For Adrienne Harrell, teaching weekly Zumba Gold classes in Capitola is deeply connected to her day job as Assistant Dean of Humanities at UC Santa Cruz. “Teaching Zumba Gold allows me to share my own love of dance and performing, while moving and grooving along with my students,” says Harrell. “It has been a personally rewarding experience on many levels.”
Zumba Gold, launched in 2006, is designed for adults looking for a modified class featuring lower-intensity moves than are taught in a standard class. The 50-minute lesson includes steps from salsa, samba, merengue, cha-cha, mambo, cumbia, and reggaeton.
Harrell has led dance and movement classes for more than 30 years, but when she experienced her first Zumba class in 2010, she was hooked. “I fell in love with Zumba fitness, attending classes five to six times a week, and wherever I traveled nationally or abroad,” she says. The following year she became licensed to teach both Zumba and Zumba Gold. Because Santa Cruz has an abundance of excellent Zumba instructors, she chose to focus on Gold classes to serve the untapped population of potential students.
Carolyn Stallard, a Tai Chi instructor, says that after her first class she went home and soaked in Epsom salts. “Soon after, I started to catch on, sometimes even doing the right steps, and realized that this is brain exercise as well as body exercise. The rhythms are infectious, and I find it impossible to stand still once the music starts; but the real draw is Harrell,” Stallard says. “Her smile lights up the whole room, lifting us all with her clear joy in movement, her inventiveness in choreography, and her expert cueing.”
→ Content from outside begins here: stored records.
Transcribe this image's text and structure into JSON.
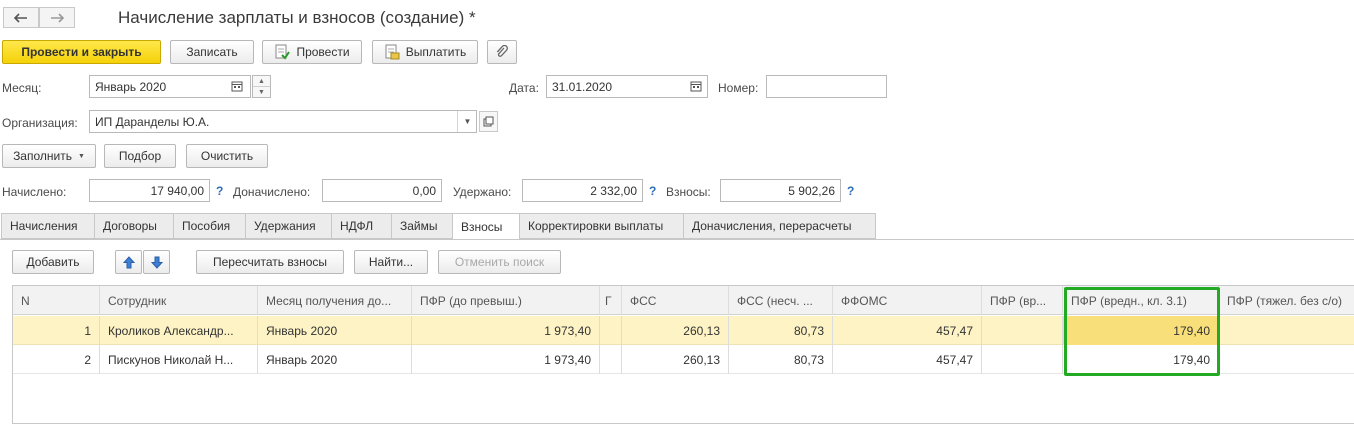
{
  "window": {
    "title": "Начисление зарплаты и взносов (создание) *",
    "back_icon": "arrow-left-icon",
    "forward_icon": "arrow-right-icon"
  },
  "toolbar": {
    "post_and_close": "Провести и закрыть",
    "save": "Записать",
    "post": "Провести",
    "pay": "Выплатить",
    "attach_icon": "paperclip-icon"
  },
  "header": {
    "month_label": "Месяц:",
    "month_value": "Январь 2020",
    "date_label": "Дата:",
    "date_value": "31.01.2020",
    "number_label": "Номер:",
    "number_value": "",
    "org_label": "Организация:",
    "org_value": "ИП Даранделы Ю.А."
  },
  "actions": {
    "fill": "Заполнить",
    "select": "Подбор",
    "clear": "Очистить"
  },
  "totals": {
    "accrued_label": "Начислено:",
    "accrued_value": "17 940,00",
    "additional_label": "Доначислено:",
    "additional_value": "0,00",
    "withheld_label": "Удержано:",
    "withheld_value": "2 332,00",
    "contrib_label": "Взносы:",
    "contrib_value": "5 902,26",
    "help": "?"
  },
  "tabs": [
    "Начисления",
    "Договоры",
    "Пособия",
    "Удержания",
    "НДФЛ",
    "Займы",
    "Взносы",
    "Корректировки выплаты",
    "Доначисления, перерасчеты"
  ],
  "active_tab": "Взносы",
  "table_toolbar": {
    "add": "Добавить",
    "recalc": "Пересчитать взносы",
    "find": "Найти...",
    "cancel_search": "Отменить поиск"
  },
  "table": {
    "columns": [
      "N",
      "Сотрудник",
      "Месяц получения до...",
      "ПФР (до превыш.)",
      "Г",
      "ФСС",
      "ФСС (несч. ...",
      "ФФОМС",
      "ПФР (вр...",
      "ПФР (вредн.,  кл. 3.1)",
      "ПФР (тяжел. без с/о)"
    ],
    "rows": [
      [
        "1",
        "Кроликов Александр...",
        "Январь 2020",
        "1 973,40",
        "",
        "260,13",
        "80,73",
        "457,47",
        "",
        "179,40",
        ""
      ],
      [
        "2",
        "Пискунов Николай Н...",
        "Январь 2020",
        "1 973,40",
        "",
        "260,13",
        "80,73",
        "457,47",
        "",
        "179,40",
        ""
      ]
    ]
  },
  "colors": {
    "primary_button": "#f5d209",
    "selected_row": "#fdf3c4",
    "highlight_frame": "#22aa22",
    "help_mark": "#2d6fb7"
  }
}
Joy Prouty and Josie Gardiner, based at Zumba headquarters in Florida, are co-developers of the Gold program, along with Zumba creative director, Beto Perez. Their credo is: “Zumba is exercise in disguise.” It’s designed to be a party, and who doesn’t like having a good time? A good time is what Harrell’s students are having.
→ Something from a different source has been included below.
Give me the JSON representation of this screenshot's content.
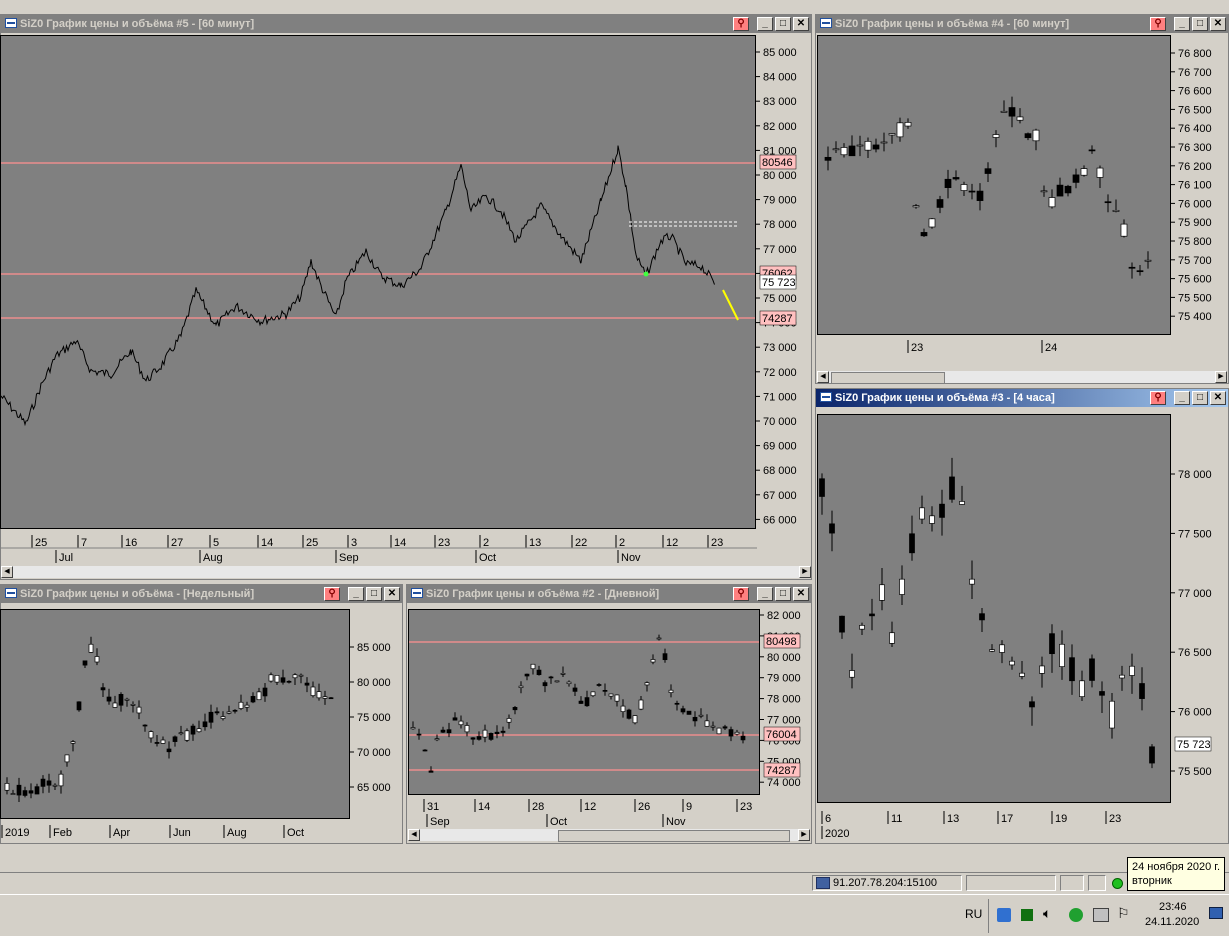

Marsha McCrory, who has danced with Harrell for almost four years, saw an ad for the class and decided that joining a Zumba Gold class was something she needed to do. “My inner dancer was hidden pretty deeply, and movement came slowly,” she says. “Adrienne was so patient, caring and non-judgmental; I just kept going back. I learned it was safe and fun to be present in my body and my range of motion increased. Adrienne boogies down with the great music she chooses. Her smile and presence light up the room.”
The Zumba regimen uses interval training, meaning that routines do not demand constant high-energy movement. Harrell says her selected playlist takes pacing of tempo into account.
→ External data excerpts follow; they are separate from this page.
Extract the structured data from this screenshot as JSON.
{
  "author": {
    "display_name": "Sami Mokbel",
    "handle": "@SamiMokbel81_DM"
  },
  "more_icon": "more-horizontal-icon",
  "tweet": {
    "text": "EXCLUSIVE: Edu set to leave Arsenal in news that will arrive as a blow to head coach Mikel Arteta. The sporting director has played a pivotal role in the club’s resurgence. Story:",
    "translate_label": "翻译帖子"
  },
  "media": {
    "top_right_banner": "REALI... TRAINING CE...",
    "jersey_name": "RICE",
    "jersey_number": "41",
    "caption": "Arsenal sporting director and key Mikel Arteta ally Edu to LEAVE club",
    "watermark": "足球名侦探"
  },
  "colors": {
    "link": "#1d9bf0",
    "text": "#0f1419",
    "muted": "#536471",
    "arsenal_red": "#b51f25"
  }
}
“At the end of every class, I’ve worked up a good sweat. and my heart is full of joy and peace,” she says.
Zumba’s creators believe that most of us dance to feel good, relieve stress or get our heart rates going, but the pursuit of fitness can have positive effects on long-term health, as well. A study conducted by The New England Journal of Medicine suggests that leisure activities such as dancing result in a reduced risk of developing dementia. The impact level of Zumba Gold is just right for many adults, and the class draws a lot of seniors. Hamsa Harriet Hilker, 86, was looking for a new Zumba class after dropping out of one that was too athletic for her body.
“After finding Harrell, I took off like a rocket,” says Hilker. “She is contagious.”
Harrell’s classes are held from 6-6:50 p.m. on Monday and Wednesday at the Capitola Recreation Center, 4400 Jade St., Capitola. A discount is given to Capitola residents, and also to seniors age 62 or older.
5 Simple Tips for Stress-Free Zumba
1 Have a nutritious meal with protein an hour or two before class to sustain energy. Bring a healthy snack for after class.
2 Wear proper shoes to keep the strain off ankles and knees. Lightweight shoes without pronounced ridges are best. It is not recommended to dance Zumba in bare feet.
3 Consider comfort and ease of movement when choosing dancewear, ranging from snug to loose.
4 Stay hydrated.
5 Keep movements toned down until it feels right to step up intensity. It’s all too easy to get carried away and burn out before class is over.